We did not know much about Joe’s background. Rumor had it that he had been hired by the United States Marines to set up a bodybuilding system for them. Just right for dancers, thought Ted Shawn, and hired Joe for the Pillow.

 

At first I was not sure Joe liked dance or dancers. He gave no quarter in class. We were still considered flighty dilettantes during the war. But he grew to respect our struggles, caring for us as a Dutch uncle would. He was a therapist to us whenever we had a sprained ankle or pulled muscle. (He could also be naughty. Once when he was massaging my strained ankle, I caught him massaging all the way up my thigh. I clasped my hands at my knee, giving him a look. He just chuckled.)

 

In 1943, as World War II went fearfully on, finances were difficult at the Pillow. Classes were dismissed so we could pick the “Berkshire sapphires”—blueberries—to be sold for added revenue. Dinner that night was steamed milkweed. Three of us made a beeline to Joe’s cabin in the woods, pleading starvation. Joe laughed, “We fix! We fix!” and whipped up some lovely scrambled eggs, bacon, and toast.

 

During the three years I studied under Joe, he never used any of his machines or weights with us. The body must supply the energy. He seldom used kinesiology nomenclature, calling out his 33 exercises: Corkscrew, Scissor, Boomerang, etc. Teaser, the body balancing like a jackknife, was a favorite.

 

In 1943, Shawn planned a performance with faculty members Natalie Krassovska and Grant Mouradoff, who were with the Ballet Russe de Monte Carlo, and the scholarship students.
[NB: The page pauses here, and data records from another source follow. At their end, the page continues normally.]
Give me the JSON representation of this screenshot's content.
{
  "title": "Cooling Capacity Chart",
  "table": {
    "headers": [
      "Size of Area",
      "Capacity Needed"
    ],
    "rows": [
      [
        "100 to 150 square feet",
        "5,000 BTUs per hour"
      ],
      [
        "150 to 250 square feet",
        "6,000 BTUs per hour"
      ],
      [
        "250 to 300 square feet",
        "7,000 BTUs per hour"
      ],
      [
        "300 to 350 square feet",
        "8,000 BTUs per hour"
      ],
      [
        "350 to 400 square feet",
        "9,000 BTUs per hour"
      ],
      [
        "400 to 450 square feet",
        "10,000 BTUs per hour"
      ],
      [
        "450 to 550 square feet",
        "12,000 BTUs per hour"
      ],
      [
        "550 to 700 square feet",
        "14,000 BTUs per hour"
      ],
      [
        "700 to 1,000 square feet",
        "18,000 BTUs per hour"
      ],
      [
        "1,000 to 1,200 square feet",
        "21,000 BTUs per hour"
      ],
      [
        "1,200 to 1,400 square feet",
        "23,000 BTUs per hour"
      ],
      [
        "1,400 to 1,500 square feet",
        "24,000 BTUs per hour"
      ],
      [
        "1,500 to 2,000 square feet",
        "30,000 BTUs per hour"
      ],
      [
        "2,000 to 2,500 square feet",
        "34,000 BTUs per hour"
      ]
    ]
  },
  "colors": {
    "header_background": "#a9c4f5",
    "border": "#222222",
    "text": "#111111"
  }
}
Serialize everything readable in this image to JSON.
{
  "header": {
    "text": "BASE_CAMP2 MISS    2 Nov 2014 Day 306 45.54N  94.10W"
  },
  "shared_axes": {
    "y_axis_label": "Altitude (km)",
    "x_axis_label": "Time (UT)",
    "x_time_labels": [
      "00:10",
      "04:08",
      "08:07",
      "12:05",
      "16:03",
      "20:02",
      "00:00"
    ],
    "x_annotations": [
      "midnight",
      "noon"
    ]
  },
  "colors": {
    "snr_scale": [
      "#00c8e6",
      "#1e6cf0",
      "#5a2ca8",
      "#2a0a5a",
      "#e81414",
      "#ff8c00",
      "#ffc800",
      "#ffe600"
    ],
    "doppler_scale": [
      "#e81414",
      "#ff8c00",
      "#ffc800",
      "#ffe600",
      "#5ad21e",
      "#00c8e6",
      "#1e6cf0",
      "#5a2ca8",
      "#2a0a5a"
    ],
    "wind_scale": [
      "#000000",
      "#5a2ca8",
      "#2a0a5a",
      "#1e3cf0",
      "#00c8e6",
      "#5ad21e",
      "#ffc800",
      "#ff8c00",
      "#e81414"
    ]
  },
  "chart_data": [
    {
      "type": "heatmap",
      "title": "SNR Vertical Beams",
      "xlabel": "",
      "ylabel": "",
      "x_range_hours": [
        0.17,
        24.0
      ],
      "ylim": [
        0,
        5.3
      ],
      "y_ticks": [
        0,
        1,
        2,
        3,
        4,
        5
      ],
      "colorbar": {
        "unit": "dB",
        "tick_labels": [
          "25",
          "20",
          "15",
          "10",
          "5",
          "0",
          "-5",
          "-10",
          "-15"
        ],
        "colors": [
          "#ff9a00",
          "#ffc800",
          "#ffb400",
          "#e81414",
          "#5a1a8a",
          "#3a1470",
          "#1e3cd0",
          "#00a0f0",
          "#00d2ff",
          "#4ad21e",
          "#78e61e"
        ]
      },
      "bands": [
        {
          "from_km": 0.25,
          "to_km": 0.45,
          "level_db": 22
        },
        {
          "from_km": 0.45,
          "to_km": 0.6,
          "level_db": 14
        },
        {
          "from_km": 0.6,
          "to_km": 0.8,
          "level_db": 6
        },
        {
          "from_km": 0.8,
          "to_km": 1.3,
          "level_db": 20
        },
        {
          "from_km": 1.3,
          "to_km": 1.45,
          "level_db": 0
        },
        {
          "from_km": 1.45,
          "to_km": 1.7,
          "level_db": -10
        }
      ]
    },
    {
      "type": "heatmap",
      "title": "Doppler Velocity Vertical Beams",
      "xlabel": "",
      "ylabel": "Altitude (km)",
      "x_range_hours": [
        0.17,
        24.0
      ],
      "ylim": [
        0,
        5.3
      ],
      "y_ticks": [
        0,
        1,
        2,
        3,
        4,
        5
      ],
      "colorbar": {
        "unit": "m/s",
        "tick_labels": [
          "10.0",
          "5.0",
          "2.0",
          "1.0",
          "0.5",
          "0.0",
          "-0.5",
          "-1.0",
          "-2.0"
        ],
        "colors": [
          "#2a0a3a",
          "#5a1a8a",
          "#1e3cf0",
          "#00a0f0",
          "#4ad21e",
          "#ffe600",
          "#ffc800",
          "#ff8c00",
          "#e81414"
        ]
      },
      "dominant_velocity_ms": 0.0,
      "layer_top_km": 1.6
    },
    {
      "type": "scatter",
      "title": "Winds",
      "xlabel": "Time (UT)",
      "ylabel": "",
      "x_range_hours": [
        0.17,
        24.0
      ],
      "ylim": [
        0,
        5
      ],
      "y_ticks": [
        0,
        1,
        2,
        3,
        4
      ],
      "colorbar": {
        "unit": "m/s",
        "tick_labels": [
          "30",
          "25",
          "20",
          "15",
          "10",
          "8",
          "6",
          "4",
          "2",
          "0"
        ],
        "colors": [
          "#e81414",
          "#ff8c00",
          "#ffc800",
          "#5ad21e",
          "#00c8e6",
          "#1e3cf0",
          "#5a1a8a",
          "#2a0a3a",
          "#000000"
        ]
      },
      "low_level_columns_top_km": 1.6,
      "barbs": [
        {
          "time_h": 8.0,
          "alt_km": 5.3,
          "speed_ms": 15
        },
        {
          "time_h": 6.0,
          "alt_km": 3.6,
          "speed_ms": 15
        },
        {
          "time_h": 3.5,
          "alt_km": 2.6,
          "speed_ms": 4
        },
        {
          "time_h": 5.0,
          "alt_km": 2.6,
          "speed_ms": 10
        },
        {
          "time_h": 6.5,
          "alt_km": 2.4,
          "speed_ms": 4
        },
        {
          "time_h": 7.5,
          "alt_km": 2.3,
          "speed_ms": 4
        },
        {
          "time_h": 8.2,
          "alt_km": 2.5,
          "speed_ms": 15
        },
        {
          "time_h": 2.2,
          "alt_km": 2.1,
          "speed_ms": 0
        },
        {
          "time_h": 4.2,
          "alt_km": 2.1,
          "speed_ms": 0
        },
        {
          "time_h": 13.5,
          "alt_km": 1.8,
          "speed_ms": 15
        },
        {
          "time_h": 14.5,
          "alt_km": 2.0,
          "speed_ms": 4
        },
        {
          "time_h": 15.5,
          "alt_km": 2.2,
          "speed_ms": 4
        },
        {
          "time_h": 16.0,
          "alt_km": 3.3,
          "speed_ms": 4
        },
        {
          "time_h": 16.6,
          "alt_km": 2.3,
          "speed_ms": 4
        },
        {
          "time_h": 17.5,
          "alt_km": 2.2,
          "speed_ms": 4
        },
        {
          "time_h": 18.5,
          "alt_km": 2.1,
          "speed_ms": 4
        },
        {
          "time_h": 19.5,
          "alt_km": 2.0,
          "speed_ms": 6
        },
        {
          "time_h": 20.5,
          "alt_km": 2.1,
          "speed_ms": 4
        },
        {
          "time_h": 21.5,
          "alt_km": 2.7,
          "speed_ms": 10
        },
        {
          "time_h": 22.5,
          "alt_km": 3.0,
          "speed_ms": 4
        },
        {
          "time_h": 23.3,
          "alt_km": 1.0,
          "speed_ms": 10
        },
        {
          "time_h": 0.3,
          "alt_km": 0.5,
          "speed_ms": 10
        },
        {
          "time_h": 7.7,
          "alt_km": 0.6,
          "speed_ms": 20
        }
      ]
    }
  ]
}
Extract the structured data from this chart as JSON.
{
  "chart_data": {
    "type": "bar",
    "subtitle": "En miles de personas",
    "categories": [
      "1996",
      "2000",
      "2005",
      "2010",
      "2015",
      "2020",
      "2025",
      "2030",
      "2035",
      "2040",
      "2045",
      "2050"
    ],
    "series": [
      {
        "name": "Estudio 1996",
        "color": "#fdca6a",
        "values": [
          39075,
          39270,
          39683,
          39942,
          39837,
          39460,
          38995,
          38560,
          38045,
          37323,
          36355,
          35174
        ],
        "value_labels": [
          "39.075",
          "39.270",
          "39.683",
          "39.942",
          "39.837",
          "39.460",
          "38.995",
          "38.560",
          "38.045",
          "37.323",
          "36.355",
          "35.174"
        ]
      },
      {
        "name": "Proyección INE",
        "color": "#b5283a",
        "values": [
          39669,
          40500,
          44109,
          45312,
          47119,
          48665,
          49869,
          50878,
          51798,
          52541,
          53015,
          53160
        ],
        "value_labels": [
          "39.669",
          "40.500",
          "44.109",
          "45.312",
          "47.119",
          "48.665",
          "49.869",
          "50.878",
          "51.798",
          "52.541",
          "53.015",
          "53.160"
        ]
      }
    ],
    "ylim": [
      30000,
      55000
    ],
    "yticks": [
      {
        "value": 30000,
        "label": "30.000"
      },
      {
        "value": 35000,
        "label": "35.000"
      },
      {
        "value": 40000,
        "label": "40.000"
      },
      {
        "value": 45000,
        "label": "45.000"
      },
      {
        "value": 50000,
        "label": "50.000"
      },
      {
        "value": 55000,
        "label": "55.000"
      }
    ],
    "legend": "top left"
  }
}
We were thrilled to be on that sacred stage. So was Joe. He proudly explained his Pilates System of Contrology as we demonstrated his exercises.

 

There we were, hidden away in the Berkshire Mountains, meaning nothing to the world at war. But you learn that everything counts. All those Hundreds and Round the Clocks paid off. By obeying Joe, I became strong enough to be Ted Shawn’s partner in Gypsy Rondo-bout Town on that same program.

 

Once you have learned Pilates, it becomes a conscience for your body the rest of your life. For me, pure Pilates is still the best. At 88, I still have my own knees and can bend to place my hands on the floor—and oh yes! Sqveeeeze!

 

 

Sharry Underwood danced on Broadway and the concert stage for Agnes de Mille, Charles Weidman, Michael Kidd, and Hanya Holm. She reconstructed “Lost Dances of Ted Shawn” in 2000 at Jacob’s Pillow and is now completing a book about dancing in the 1940s, to be published by The Mellen Press.